Spilosoma fumida is a species of moth of the family Erebidae. It was described by Alfred Ernest Wileman in 1910. It is found in Taiwan.

==Description==
Head and thorax grey brown with a blackish stripe on dorsum of thorax; palpi and lower part of frons blackish; antennas black; pectus at sides and fore femora with some crimson, the tibiae and tarsi blackish; abdomen crimson, the extremity and ventral surface greyish dorsal and lateral series of black spots.

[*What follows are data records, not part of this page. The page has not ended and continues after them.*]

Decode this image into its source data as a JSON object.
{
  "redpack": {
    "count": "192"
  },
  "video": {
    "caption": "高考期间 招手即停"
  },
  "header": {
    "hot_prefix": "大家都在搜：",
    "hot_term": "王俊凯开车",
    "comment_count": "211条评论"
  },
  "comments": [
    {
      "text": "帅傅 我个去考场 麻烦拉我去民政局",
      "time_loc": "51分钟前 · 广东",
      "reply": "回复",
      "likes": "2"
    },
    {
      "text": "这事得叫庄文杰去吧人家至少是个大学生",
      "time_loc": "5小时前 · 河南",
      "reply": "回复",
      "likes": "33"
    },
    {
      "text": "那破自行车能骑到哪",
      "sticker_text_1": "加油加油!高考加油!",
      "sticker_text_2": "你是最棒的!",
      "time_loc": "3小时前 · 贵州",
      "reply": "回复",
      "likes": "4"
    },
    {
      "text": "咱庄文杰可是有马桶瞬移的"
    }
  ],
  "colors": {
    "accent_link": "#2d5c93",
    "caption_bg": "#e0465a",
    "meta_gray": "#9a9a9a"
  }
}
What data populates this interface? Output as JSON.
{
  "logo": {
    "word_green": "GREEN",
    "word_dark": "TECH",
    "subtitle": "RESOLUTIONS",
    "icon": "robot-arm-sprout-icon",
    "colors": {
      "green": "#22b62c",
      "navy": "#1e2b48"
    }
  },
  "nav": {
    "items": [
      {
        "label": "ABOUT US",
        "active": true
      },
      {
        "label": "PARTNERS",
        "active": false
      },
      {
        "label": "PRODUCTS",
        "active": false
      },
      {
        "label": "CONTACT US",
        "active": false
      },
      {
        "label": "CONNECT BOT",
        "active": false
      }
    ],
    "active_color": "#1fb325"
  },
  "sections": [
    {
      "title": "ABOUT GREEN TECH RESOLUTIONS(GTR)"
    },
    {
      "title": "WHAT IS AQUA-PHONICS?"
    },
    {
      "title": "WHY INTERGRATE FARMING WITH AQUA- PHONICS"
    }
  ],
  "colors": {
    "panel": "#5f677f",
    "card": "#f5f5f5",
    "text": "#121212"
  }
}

Forewing grey brown; an antemedial black point above vein 1; traces of a black point at upper angle of cell and two beyond lower angle; an oblique series of black points from apex to inner margin beyond middle placed in pairs on each side of the veins and obsolescent at middle; subterminal pairs of black points on each side of veins 5, 4, 3. Hindwing grey brown, the inner area slightly tinged with crimson; a large black discoidal spot; small subterminal spots on each side of vein 5. traces of a point below vein 4 and a curved band formed by three spots from vein 3 to termen at vein 1. Underside of forewing suffused with black on basal half except towards costa and inner margin, a large discoidal lunule, a post-medial spot below costa and oblique band from discal fold to vein 1, its upper extremity joined by an oblique series of points from apex; hindwing with the subterminal maculate band more entire.

The wingspan of the male is 50 mm and the female 54 mm.